Trump promises 6 weeks of paid maternity & paternity leave in proposed budget
The budget will call for funds to create a program that would grant mothers and fathers six weeks of paid leave after the birth or adoption of a child, two senior White House officials told reporters on Thursday on condition of anonymity to describe a program that has not yet been formally proposed. The details of the program still must be negotiated with Congress, including how it will be funded, although states would be required to run their own programs.
“The states would have a big stake in it,” said one of the White House officials. “They could help design the program.”
It is expected to cost about $25 billion over 10 years and benefit about 1.3 million people, the officials said. There is no proposed income limit, but high earners would have their benefits capped. The financial relief would be paid through the country’s unemployment insurance system.
The president’s daughter, Ivanka Trump, has been credited with the inclusion of the paid family leave proposal. In January, she launched a working group to design the initiative. When President Trump originally proposed mandatory maternity leave in September, he was criticized for leaving off fathers and adoptive parents.
The US is the only industrialized country that does not provide paid parental leave. Currently, American workers can take up to 12 weeks of unpaid leave after a birth, as long as they’ve worked for a company that employs at least 50 people for a year or longer. Although not required by law, 58 percent of companies replace at least some wages for women during maternity leave, while 12 percent cover some leave for fathers, the Washington Post reported. A recent study found that an estimated 25 percent of women who are the breadwinners in their families return to work within two weeks of giving birth.
Democrats are expected to support the mandatory paid family leave proposal, as they have in the past. Republicans have generally been against such initiatives.
“It’s a major step forward, and it’s better than zero, which is what parents are guaranteed now,” Jeffrey Hayes, program director of job quality and income security at the Institute for Women’s Policy Research, told the Washington Post. “Trump is the first Republican in the White House to talk about this, so he could get some bipartisan support.”
Families will also be affected in other ways. Two health programs for women and children will receive increased funding: The The Maternal and Child Health Block Grant will receive an additional $30 million, while Healthy Start another $10 million.
Trump’s initial “skinny” budget, released in mid-March, received heavy criticism from family advocates due to its steep cuts to education, housing and health programs, which many feared would negatively affect women and children, AP reported.
The proposed budget is still expected to contain major spending cuts for housing, anti-poverty and education programs.
The new details released Thursday show that the administration still proposes significant cuts to public school programs in favor of school choice, a movement that calls for vouchers that allow families to use federal funds to cover the cost of education at private schools. It would cut $10.6 billion from federal education initiatives, while funneling $400 million to charter schools and private and religious schools through vouchers. It also proposes an additional $1 billion in spending to push public schools to adopt choice-friendly policies, according to the Washington Post.

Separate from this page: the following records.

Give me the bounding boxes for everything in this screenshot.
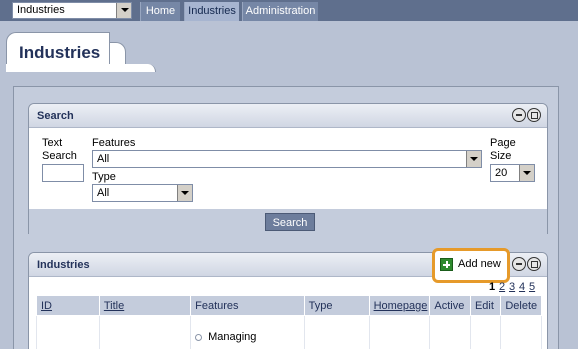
nav-tab-home[interactable]: Home: [140, 2, 180, 21]
search-panel-title: Search: [37, 110, 74, 122]
page-size-select[interactable]: 20: [490, 164, 535, 182]
pager-page-2[interactable]: 2: [499, 281, 505, 293]
page-tab-fold: [108, 42, 126, 66]
add-icon: [440, 258, 453, 271]
search-button[interactable]: Search: [265, 213, 315, 231]
chevron-down-icon[interactable]: [116, 3, 131, 18]
collapse-icon[interactable]: [512, 108, 526, 122]
cell-features: Managing: [190, 315, 305, 349]
bullet-icon: [195, 333, 203, 341]
cell-active: [429, 315, 471, 349]
cell-edit: [469, 315, 502, 349]
type-select[interactable]: All: [92, 184, 193, 202]
add-new-button[interactable]: Add new: [432, 248, 510, 283]
pager-page-1: 1: [489, 281, 496, 293]
search-button-bar: Search: [29, 209, 547, 235]
cell-id: [36, 315, 100, 349]
pager-page-5[interactable]: 5: [529, 281, 535, 293]
column-header-homepage[interactable]: Homepage: [368, 295, 431, 316]
module-selector-value: Industries: [17, 4, 65, 16]
column-header-delete: Delete: [500, 295, 542, 316]
chevron-down-icon[interactable]: [466, 151, 481, 167]
page-size-value: 20: [495, 167, 508, 179]
module-selector[interactable]: Industries: [12, 2, 132, 19]
page-title: Industries: [19, 43, 101, 62]
cell-homepage: [368, 315, 431, 349]
column-header-features: Features: [190, 295, 305, 316]
column-header-edit: Edit: [469, 295, 502, 316]
maximize-icon[interactable]: [527, 257, 541, 271]
column-header-title[interactable]: Title: [98, 295, 192, 316]
maximize-icon[interactable]: [527, 108, 541, 122]
table-row: Managing: [36, 315, 542, 349]
add-new-label: Add new: [458, 258, 501, 270]
column-header-type: Type: [303, 295, 370, 316]
chevron-down-icon[interactable]: [519, 165, 534, 181]
pager-page-3[interactable]: 3: [509, 281, 515, 293]
text-search-input[interactable]: [42, 164, 84, 182]
cell-title: [98, 315, 192, 349]
type-label: Type: [92, 171, 116, 183]
type-select-value: All: [97, 187, 110, 199]
column-header-id[interactable]: ID: [36, 295, 100, 316]
collapse-icon[interactable]: [512, 257, 526, 271]
features-label: Features: [92, 137, 136, 149]
nav-tab-industries[interactable]: Industries: [184, 2, 239, 21]
chevron-down-icon[interactable]: [177, 185, 192, 201]
search-panel-header: Search: [29, 104, 547, 128]
nav-tab-administration[interactable]: Administration: [242, 2, 318, 21]
cell-delete: [500, 315, 542, 349]
pager-page-4[interactable]: 4: [519, 281, 525, 293]
industries-table: ID Title Features Type Homepage Active E…: [36, 295, 542, 349]
page-size-label-line2: Size: [490, 150, 512, 162]
features-select[interactable]: All: [92, 150, 482, 168]
features-select-value: All: [97, 153, 110, 165]
table-header-row: ID Title Features Type Homepage Active E…: [36, 295, 542, 316]
top-navigation-bar: Industries Home Industries Administratio…: [0, 0, 578, 21]
feature-item-label: Managing: [208, 331, 257, 343]
search-panel: Search Text Search Features All Type All…: [28, 103, 548, 235]
text-search-label-line2: Search: [42, 150, 77, 162]
column-header-active: Active: [429, 295, 471, 316]
cell-type: [303, 315, 370, 349]
industries-panel-title: Industries: [37, 259, 90, 271]
text-search-label-line1: Text: [42, 137, 63, 149]
page-tab-base: [6, 64, 156, 72]
page-size-label-line1: Page: [490, 137, 516, 149]
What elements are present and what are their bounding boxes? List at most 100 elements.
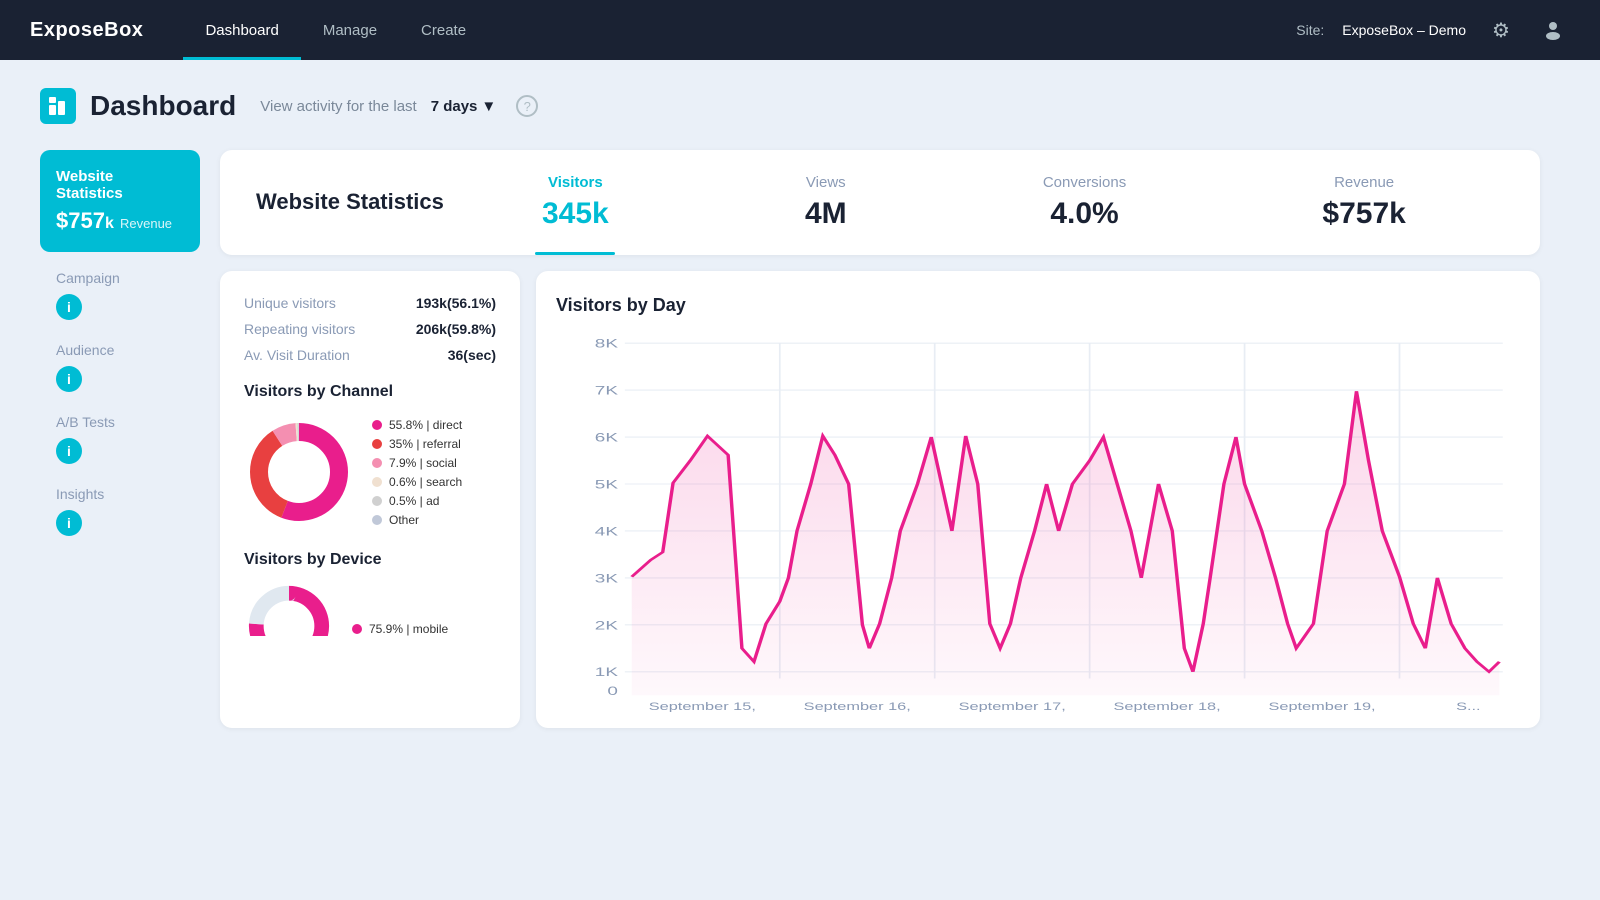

School choice has long been a pet initiative for Education Secretary Betsy DeVos, but a federal study released at the end of April found that students in their first year at a private school in the District of Columbia, the only federally funded school choice program, did far worse on standardized tests than their public school peers in several important metrics.
The new budget details also focused heavily on the upcoming infrastructure package, one of Trump’s major campaign promises. The snapshot proposes $200 billion in infrastructure spending over 10 years, a White House official said on Friday.
The administration hopes that the funding would spur private, state and local spending on projects as the “first step” of Trump’s pledge of a $1 trillion, 10-year plan to modernize roads, bridges, airports and utilities across the country, according to White House press secretary Sean Spicer.
The infrastructure plan itself will be unveiled by the end of May, with a more detailed legislative package released later this summer, said Transportation Secretary Elaine Chao, as reported by The Hill.